Le seul problème de cette jeune fille concernait ses pieds. Car oui, Cendrillon était affublée d’arpions chaussant du 49. Ce qui fait que dans la maison et donc la plupart du temps, elle allait pieds-nus. Ça coûte une blinde les pompes en grande taille. Pour aller dehors ? Déjà, elle n’avait aucune raison de sortir, si ce n’est pour faire les courses pour la famille. Ces jours-là, elle prenait les bottes de feu l’oncle. Malheureusement pour elle, il ne chaussait que du 42. Du coup, en se rendant à la supérette, les orteils recroquevillés au fond du caoutchouc, elle avait une démarche qui hésitait entre le canard et l’ours, mais qui se souciait d’elle ou de son allure ?

Sa harpie de tante n’avait pas une minute pour la tenue de la maison. En effet, elle avait deux filles auxquelles elle entendait consacrer toute sa vie. Elles avaient pour occupation (profession ?) celle d’être des influençeuses sur Insta. On peut le dire, c’étaient des pouffes, des BCBG – beau cul, belle gueule – mais avec le QI d’une huitre de l’année précédente. Elles avaient le niveau de celles et ceux qui les suivaient sur les réseaux sociaux. Les échanges avec leurs followers les avait amenées à des réflexions intellectuellement de très haut niveau, carrément philosophiques parfois…

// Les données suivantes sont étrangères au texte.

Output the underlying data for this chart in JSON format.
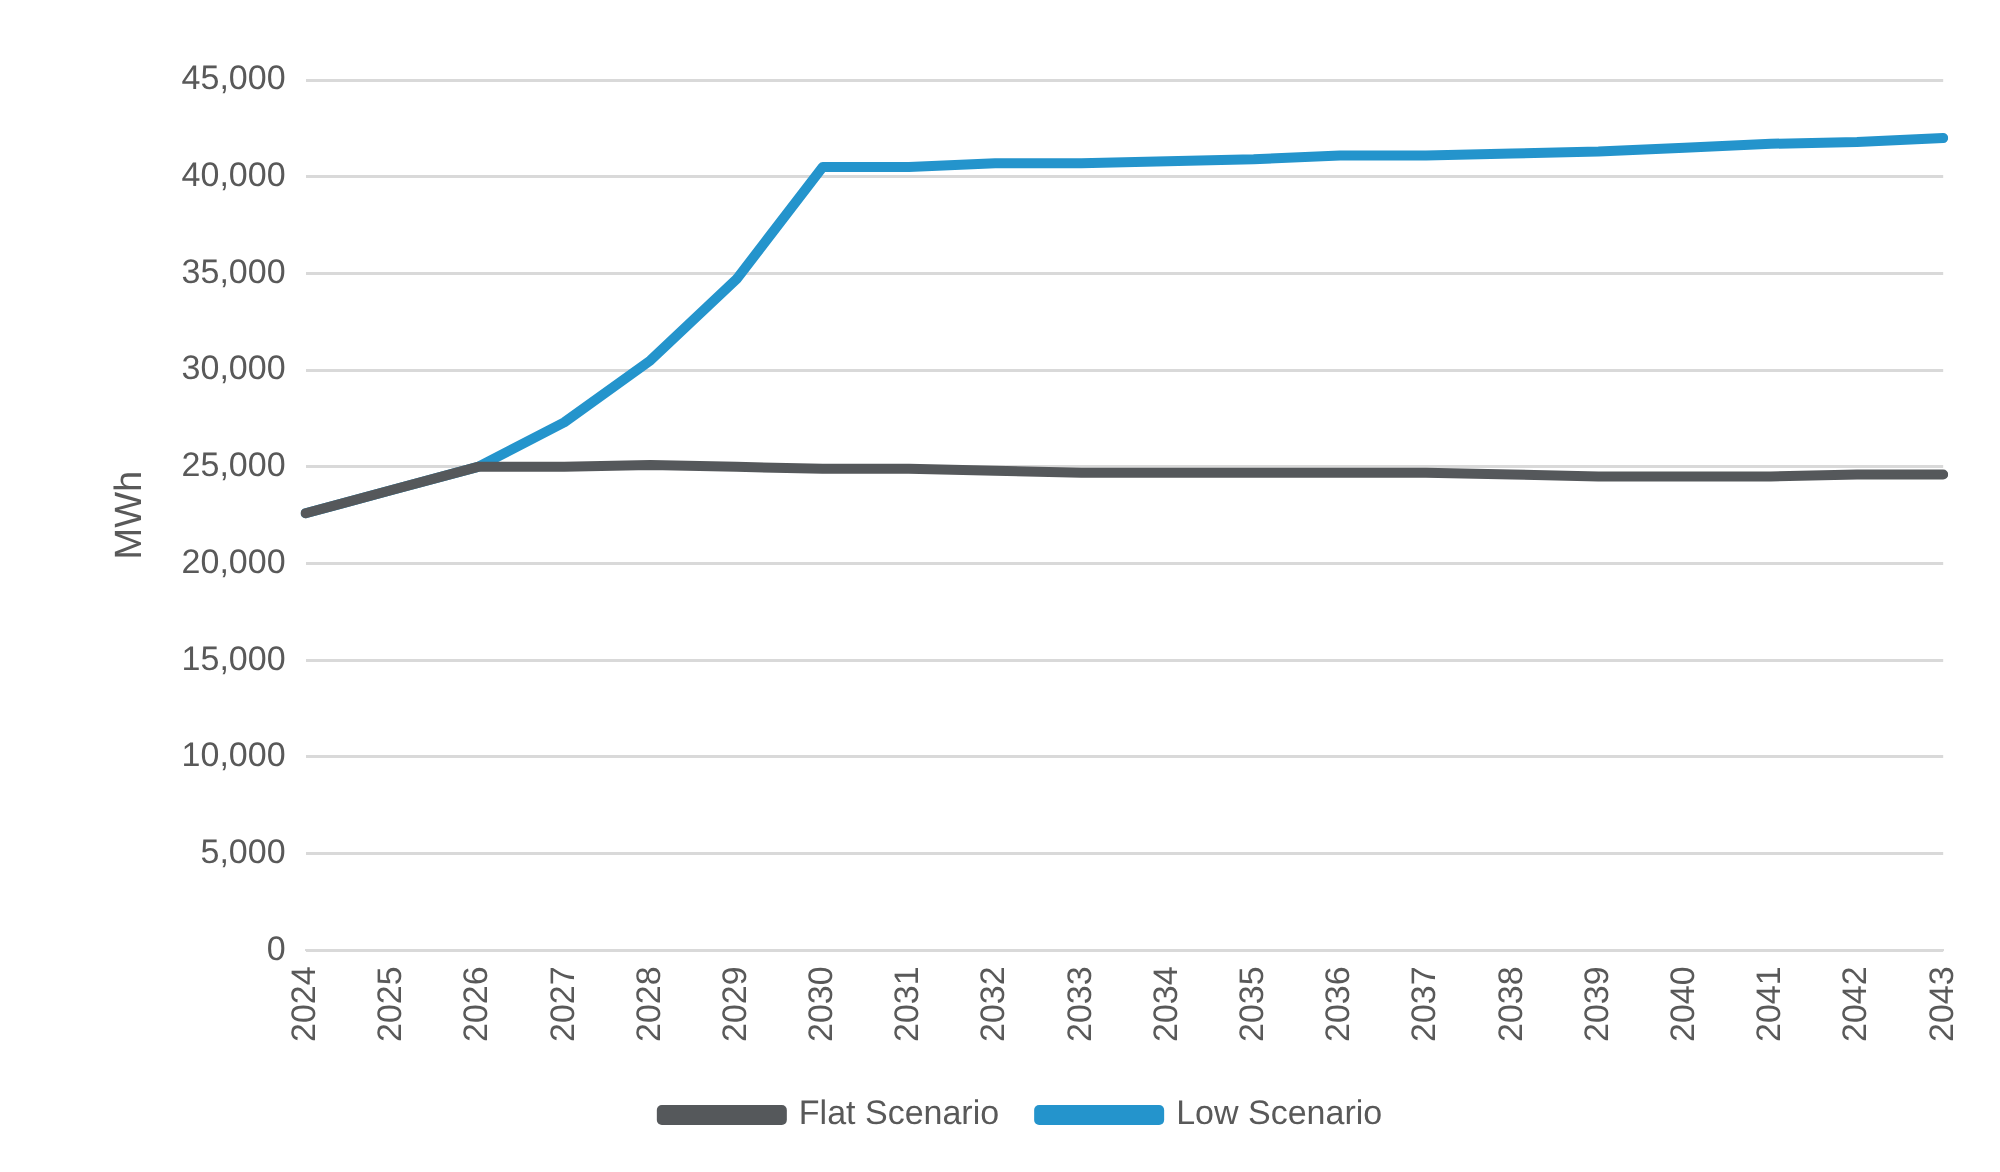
{
  "chart_data": {
    "type": "line",
    "ylabel": "MWh",
    "categories": [
      "2024",
      "2025",
      "2026",
      "2027",
      "2028",
      "2029",
      "2030",
      "2031",
      "2032",
      "2033",
      "2034",
      "2035",
      "2036",
      "2037",
      "2038",
      "2039",
      "2040",
      "2041",
      "2042",
      "2043"
    ],
    "series": [
      {
        "name": "Flat Scenario",
        "color": "#55585b",
        "values": [
          22600,
          23800,
          25000,
          25000,
          25100,
          25000,
          24900,
          24900,
          24800,
          24700,
          24700,
          24700,
          24700,
          24700,
          24600,
          24500,
          24500,
          24500,
          24600,
          24600
        ]
      },
      {
        "name": "Low Scenario",
        "color": "#2494cc",
        "values": [
          22600,
          23800,
          25000,
          27300,
          30500,
          34700,
          40500,
          40500,
          40700,
          40700,
          40800,
          40900,
          41100,
          41100,
          41200,
          41300,
          41500,
          41700,
          41800,
          42000
        ]
      }
    ],
    "ylim": [
      0,
      45000
    ],
    "yticks": [
      0,
      {
        "value": 5000,
        "label": "5,000"
      },
      {
        "value": 10000,
        "label": "10,000"
      },
      {
        "value": 15000,
        "label": "15,000"
      },
      {
        "value": 20000,
        "label": "20,000"
      },
      {
        "value": 25000,
        "label": "25,000"
      },
      {
        "value": 30000,
        "label": "30,000"
      },
      {
        "value": 35000,
        "label": "35,000"
      },
      {
        "value": 40000,
        "label": "40,000"
      },
      {
        "value": 45000,
        "label": "45,000"
      }
    ],
    "grid": "y",
    "legend": "bottom",
    "marker": "none",
    "line_style": "solid"
  }
}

  • T’as vu l’autre, elle n’a eu que 12 likes sur sa dernière photo.
  • Oh la tehon !
  • Tiens, prends moi en photo avec la fleur à côté de moi, ça va faire joli. Mais non, pas moi derrière la fleur, faut qu’on me voie bien quand même ! C’est qui la star ? Pas la fleur quand même !
  • Dommage, ça aurait fait écologiste, intervint Cendrillon.
  • Logique, ben non, c’est pas logique ! De qui c’est le compte Insta d’abord, pas celui de la fleur, pas vrai ?
  • Vrai ! lui répondit sa sœur.
  • Vrai quoi, que c’est le compte de la fleur ? railla leur bonniche de cousine.
  • Mais non !
  • Rhooo tu nous embrouilles, t’as rien à faire ? lui cria la cousine ainée.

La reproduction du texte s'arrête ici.